Useful Python One-liners of CSV work


Image by seated
Obvious Introduction
CSV files everywhere in the data travel data, from the database sent to the API answers in the relay of the spreadsheet. While well-working pandas, sometimes you need immediate solutions you can use using Python without installing pandas.
Python Psythese Module built in CSV integrated with Listing List list and serariary talks can manage custom CSV activities in one row of the code. These liners are ready for speedy data evaluation, ETL repairs to repair, or when working in the pressed areas where external libraries are not available.

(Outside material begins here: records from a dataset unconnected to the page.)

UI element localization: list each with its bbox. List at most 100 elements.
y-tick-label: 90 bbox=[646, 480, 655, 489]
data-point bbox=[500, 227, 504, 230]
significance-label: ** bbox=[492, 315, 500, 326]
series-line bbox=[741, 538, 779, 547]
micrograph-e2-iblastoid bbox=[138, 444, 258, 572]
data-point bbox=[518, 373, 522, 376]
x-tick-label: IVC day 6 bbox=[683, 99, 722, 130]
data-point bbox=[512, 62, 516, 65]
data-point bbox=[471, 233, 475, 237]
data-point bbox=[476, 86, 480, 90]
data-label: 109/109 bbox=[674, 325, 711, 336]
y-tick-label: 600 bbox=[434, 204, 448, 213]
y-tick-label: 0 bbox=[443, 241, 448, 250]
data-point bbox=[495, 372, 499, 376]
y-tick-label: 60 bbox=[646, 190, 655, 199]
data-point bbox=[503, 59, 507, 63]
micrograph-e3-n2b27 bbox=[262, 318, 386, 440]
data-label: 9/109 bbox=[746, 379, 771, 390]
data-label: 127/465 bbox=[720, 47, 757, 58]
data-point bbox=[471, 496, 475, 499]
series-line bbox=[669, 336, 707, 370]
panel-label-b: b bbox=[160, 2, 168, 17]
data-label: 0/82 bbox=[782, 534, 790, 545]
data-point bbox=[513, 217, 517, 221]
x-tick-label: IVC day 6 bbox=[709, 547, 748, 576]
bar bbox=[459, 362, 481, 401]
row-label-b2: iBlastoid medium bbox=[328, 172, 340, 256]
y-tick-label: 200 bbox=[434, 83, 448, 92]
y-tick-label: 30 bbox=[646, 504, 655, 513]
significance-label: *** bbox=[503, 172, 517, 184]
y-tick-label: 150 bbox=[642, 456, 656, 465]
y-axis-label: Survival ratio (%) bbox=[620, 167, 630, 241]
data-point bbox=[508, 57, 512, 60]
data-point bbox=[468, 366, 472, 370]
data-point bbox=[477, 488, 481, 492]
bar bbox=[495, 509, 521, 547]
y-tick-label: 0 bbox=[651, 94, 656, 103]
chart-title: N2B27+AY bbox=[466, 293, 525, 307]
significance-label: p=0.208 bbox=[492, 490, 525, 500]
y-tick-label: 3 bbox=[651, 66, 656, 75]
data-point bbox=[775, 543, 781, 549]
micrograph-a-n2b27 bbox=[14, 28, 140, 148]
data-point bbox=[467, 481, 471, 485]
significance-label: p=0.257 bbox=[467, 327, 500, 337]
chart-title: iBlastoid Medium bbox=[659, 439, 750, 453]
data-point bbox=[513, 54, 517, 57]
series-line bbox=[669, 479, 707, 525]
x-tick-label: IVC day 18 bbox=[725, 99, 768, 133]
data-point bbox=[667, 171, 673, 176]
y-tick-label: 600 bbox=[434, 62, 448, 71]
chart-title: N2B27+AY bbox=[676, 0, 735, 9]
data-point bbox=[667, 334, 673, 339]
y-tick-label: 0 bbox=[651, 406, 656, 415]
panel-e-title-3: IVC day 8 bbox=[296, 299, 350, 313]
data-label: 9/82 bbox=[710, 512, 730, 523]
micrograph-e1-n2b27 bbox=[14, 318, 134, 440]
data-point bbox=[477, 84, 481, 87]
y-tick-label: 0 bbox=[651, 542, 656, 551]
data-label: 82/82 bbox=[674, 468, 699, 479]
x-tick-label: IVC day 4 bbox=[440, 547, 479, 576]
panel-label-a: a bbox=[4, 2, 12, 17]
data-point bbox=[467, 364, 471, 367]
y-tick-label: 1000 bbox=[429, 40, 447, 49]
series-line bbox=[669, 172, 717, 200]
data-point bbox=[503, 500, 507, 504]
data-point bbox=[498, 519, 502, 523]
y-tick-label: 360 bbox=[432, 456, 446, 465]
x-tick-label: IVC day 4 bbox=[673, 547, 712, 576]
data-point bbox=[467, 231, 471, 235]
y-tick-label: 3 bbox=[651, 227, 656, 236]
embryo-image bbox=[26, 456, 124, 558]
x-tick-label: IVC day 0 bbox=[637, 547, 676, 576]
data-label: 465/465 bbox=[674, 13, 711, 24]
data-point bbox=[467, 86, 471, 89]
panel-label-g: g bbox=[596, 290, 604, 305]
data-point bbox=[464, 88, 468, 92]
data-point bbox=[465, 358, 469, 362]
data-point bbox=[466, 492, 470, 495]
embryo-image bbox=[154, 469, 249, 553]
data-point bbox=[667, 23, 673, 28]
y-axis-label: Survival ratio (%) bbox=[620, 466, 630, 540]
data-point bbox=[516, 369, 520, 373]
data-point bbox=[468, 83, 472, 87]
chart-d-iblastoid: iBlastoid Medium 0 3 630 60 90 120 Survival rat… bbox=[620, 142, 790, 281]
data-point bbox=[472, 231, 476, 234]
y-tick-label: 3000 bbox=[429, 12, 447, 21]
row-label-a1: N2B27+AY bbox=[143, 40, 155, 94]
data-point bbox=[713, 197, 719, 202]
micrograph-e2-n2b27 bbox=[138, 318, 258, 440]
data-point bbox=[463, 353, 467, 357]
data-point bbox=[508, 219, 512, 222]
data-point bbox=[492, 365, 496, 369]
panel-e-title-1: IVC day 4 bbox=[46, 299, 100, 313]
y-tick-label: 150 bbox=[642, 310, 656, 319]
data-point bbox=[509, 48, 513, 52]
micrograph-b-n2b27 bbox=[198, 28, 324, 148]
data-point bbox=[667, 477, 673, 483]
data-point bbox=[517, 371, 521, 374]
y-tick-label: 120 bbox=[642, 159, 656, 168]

Let's use the SAMPLess Dataset with 50 records: TASDAY.CSV Then start!
🔗 Link to the code in Githubub
Obvious 1. Find the column sum
Calculate the number of column of number in all lines.
print(f"Total: ${sum(float(r[3]) for r in __import__('csv').reader(open(path)) if r[0] != 'transaction_id'):,.2f}")
Here, path Is the flexibility grabbing the way to the CSV sample file. As a result of this example, on Google Colab, of course path = "/content/data.csv".
Which is output:
Here, __import__('csv') Importing a built-in model of CSV. The general expression of the generator skips a headline, converts column prices to float, find, as well as the capital notation structures. Correct column indicator (3) and header check as needed.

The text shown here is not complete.